The research team “keeps us honest,” he said, joking that “you can’t say ‘Americans are the hardest-working people on Earth,' because the Swedes put in more hours.”

Obama’s involvement shifts over the course of the process, from primarily being concerned about the broad themes and policy initiatives to poring over the language down to the placement of individual semicolons.

But “the only ritual he really has before every big speech,” Favreau said, is that “he needs just a couple of minutes of complete ‘alone time,’ when no one is asking him anything or talking at him, when he can just collect his thoughts.”

Keenan explained in an interview with Yahoo News last year what it’s like when you disagree with a presidential edit — when you tell the most powerful man in the world that he’s wrong about what he should say.

“At this point, you know, I don’t push back aggressively, but I can argue pretty well for a point. I’d say the first couple of years I wouldn’t dare to do that,” he said.

Keenan admitted he “rarely” wins those arguments.

“And when you do, he never lets you forget that you made him take out something he liked,” Keenan said with a chuckle.

So what’s going to be in it?

State of the Union speeches are frequently lampooned — “I come before you tonight to speak in ringing tones and stare into the middle distance.” They can include dramatic calls for action that never generate any (a return to the moon by 2020 to set up a manned mission to Mars?). Senators get in on the act by making a big show of sitting with someone from the other party. Senators seem to enjoy that seating arrangement, but it’s like the political equivalent of a comb over: It looks weird and fools no one.
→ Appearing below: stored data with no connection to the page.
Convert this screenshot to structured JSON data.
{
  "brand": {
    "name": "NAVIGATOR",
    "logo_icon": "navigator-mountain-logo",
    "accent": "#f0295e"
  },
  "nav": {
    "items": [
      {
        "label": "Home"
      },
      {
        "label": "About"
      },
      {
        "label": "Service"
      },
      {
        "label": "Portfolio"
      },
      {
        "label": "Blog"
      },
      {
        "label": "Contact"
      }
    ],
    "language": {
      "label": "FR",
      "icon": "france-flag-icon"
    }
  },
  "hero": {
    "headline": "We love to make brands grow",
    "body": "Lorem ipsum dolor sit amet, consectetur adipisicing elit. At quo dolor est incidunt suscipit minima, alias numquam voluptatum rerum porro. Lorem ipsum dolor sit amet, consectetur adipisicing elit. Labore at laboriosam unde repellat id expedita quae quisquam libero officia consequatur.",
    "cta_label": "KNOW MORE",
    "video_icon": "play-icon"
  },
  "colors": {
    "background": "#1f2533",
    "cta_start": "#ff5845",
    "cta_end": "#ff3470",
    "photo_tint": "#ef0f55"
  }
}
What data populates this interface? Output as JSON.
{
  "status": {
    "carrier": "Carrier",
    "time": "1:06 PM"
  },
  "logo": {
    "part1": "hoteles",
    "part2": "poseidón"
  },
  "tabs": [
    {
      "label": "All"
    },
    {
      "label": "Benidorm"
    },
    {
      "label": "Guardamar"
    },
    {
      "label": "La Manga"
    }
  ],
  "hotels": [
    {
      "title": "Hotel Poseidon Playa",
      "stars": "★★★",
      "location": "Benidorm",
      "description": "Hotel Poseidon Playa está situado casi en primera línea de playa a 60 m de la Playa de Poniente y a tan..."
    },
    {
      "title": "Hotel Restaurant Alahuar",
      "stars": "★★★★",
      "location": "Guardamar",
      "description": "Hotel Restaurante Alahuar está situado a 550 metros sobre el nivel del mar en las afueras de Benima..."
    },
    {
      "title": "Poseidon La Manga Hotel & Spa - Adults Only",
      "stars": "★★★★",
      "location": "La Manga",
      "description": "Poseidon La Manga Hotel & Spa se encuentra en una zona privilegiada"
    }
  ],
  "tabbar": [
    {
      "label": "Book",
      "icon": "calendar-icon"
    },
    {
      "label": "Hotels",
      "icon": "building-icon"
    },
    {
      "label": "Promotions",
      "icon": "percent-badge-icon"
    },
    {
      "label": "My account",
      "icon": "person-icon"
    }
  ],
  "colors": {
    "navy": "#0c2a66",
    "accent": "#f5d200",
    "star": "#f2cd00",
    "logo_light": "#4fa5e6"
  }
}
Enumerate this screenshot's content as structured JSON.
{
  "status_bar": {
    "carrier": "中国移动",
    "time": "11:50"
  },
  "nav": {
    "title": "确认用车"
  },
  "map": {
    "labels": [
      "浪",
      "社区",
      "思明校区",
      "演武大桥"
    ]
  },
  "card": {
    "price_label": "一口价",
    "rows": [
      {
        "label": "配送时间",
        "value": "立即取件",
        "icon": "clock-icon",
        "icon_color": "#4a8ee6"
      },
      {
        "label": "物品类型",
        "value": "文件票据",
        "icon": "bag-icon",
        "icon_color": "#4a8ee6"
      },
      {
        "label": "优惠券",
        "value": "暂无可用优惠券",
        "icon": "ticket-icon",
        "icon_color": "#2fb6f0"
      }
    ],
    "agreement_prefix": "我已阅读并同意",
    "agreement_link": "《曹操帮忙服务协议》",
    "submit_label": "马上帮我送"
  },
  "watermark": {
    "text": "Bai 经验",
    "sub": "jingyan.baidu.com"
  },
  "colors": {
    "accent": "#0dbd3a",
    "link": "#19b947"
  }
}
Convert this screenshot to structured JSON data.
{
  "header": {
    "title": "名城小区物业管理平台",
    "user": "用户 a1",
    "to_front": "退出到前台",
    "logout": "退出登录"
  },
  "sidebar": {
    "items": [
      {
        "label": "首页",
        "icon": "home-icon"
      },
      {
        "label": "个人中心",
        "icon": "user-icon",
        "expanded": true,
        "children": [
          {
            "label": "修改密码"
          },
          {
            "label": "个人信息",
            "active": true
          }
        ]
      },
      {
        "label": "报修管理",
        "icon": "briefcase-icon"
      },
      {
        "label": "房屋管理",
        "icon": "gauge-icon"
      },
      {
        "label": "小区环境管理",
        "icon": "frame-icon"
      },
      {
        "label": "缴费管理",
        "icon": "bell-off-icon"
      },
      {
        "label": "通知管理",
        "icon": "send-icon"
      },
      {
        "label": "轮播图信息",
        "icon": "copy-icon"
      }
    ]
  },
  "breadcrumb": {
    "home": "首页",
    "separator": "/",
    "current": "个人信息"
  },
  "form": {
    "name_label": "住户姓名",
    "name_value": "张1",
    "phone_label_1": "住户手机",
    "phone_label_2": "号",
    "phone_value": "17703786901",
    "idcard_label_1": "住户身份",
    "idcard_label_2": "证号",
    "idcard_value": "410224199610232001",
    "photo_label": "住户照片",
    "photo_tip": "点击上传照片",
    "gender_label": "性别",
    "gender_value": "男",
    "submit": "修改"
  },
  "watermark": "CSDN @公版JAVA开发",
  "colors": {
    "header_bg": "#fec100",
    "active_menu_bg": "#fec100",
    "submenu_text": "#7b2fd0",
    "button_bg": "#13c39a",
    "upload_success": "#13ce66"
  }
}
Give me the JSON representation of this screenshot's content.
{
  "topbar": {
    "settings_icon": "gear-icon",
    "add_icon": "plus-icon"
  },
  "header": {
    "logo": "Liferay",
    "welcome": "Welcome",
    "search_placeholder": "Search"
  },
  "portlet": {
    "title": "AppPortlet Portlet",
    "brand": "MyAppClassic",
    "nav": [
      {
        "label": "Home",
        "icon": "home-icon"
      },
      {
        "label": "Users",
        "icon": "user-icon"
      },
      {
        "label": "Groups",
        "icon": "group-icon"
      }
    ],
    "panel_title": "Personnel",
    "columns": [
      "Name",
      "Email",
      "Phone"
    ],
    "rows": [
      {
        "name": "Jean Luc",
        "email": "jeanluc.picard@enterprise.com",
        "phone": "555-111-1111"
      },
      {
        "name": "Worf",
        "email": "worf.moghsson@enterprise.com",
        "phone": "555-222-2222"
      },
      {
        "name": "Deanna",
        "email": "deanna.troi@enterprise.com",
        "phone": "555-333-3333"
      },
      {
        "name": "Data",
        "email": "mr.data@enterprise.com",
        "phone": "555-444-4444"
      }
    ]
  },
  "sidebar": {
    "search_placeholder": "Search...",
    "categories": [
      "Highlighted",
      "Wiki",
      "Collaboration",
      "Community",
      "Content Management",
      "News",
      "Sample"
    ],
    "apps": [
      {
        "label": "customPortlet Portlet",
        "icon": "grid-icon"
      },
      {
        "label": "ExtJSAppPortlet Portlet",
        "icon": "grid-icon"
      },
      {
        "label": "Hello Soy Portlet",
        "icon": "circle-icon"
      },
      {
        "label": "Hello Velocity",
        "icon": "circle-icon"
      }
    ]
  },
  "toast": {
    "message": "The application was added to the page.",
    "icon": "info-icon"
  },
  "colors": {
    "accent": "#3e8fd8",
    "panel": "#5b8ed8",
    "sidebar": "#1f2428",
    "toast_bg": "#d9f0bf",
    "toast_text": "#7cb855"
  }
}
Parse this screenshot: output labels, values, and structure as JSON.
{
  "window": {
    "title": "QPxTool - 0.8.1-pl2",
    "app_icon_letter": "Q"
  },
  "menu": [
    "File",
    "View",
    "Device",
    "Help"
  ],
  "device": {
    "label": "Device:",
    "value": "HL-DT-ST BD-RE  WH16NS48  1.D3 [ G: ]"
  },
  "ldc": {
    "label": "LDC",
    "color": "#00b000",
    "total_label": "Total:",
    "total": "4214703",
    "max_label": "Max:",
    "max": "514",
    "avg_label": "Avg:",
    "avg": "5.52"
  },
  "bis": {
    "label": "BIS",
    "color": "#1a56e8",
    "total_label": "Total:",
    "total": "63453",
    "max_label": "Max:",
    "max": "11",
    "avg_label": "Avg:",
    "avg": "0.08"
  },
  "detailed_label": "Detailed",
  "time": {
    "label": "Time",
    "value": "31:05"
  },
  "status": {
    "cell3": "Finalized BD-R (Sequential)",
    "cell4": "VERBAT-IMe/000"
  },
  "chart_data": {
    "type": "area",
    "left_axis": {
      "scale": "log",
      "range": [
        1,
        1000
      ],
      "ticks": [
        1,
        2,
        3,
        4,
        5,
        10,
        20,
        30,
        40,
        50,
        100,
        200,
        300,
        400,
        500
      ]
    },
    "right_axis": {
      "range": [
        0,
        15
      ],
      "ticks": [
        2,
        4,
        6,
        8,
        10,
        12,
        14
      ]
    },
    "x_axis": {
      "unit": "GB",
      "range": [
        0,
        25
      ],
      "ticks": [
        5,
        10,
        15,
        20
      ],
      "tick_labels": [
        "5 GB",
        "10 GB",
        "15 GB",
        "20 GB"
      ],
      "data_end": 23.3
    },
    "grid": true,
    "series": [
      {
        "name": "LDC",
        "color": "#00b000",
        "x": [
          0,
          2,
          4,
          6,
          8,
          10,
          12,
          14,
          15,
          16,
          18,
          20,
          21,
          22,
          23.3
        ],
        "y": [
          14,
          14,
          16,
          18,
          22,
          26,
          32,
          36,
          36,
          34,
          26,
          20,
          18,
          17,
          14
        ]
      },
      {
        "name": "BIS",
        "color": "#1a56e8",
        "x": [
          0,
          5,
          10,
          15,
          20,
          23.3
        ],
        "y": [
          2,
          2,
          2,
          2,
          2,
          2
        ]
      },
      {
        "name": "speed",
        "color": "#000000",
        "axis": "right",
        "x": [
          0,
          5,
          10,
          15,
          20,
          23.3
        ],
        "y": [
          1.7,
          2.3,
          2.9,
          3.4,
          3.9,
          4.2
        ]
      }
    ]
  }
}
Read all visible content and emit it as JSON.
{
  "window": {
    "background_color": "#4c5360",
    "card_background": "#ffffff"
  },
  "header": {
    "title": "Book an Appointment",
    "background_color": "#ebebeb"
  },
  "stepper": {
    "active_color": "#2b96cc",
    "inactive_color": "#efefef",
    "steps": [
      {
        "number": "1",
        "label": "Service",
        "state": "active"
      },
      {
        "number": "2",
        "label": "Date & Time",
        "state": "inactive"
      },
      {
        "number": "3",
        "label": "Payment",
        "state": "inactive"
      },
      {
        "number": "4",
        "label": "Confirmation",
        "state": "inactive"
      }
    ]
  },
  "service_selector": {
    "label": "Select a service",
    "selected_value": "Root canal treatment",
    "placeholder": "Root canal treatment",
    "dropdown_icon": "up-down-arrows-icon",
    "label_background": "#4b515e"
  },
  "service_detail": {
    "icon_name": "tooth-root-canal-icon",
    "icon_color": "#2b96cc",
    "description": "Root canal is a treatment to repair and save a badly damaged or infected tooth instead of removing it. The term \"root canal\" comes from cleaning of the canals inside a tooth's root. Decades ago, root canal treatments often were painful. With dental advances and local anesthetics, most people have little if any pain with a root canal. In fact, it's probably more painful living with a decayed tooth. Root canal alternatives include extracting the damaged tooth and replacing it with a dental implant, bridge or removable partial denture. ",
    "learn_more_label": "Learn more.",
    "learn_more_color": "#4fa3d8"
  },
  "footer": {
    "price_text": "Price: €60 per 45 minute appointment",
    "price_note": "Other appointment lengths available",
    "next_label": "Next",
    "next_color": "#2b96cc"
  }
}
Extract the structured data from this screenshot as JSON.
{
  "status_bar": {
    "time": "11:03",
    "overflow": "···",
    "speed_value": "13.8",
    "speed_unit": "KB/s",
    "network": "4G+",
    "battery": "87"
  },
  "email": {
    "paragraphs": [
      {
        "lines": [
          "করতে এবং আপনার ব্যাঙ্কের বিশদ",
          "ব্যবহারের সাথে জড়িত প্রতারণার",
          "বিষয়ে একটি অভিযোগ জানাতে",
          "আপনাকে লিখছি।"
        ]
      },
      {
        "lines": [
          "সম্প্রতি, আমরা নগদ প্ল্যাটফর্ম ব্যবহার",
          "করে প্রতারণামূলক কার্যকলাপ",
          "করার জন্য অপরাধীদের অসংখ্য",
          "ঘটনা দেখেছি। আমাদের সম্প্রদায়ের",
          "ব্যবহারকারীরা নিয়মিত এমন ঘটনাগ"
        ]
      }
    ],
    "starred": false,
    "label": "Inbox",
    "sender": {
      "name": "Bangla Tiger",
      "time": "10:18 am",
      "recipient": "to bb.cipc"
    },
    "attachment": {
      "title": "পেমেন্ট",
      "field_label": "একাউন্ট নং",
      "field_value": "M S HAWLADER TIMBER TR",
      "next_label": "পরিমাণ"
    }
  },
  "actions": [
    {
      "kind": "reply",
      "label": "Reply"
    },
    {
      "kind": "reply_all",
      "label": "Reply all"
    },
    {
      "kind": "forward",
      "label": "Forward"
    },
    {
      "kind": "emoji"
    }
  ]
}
The White House has already showed a little leg, indicating that Obama will make a renewed push for immigration reform, call for raising the minimum wage and extending unemployment benefits, push for some kind of climate change and deliver a warning that when Congress won’t act, he will seek to use his executive powers.

But the president’s recent schedule offers clues to other policy initiatives that don’t cost much and could get bipartisan support — classic State of the Union fodder.

On Wednesday, Obama formally accepted a bipartisan commission’s assessment on how to make voting easier. He also met with the White House Council of Women and Girls to receive its report on “Rape and Sexual Assault: A Renewed Call to Action” and announced the creation of a White House “Task Force to Protect Students from Sexual Assault.” Last week, he and first lady Michelle Obama convened a White House summit on college accessibility and affordability.

On the day of the speech, Obama will surely follow the tradition of having special guests join the first lady — Americans whose story helps him illustrate his points. Those guests are known as “Skutniks,” named for Lenny Skutnik, whom then-President Ronald Reagan invited to attend the 1982 State of the Union in honor of his heroic response to the crash of Air Florida Flight 90 into the Potomac two weeks earlier.

Will the speech work? That’s a whole other story.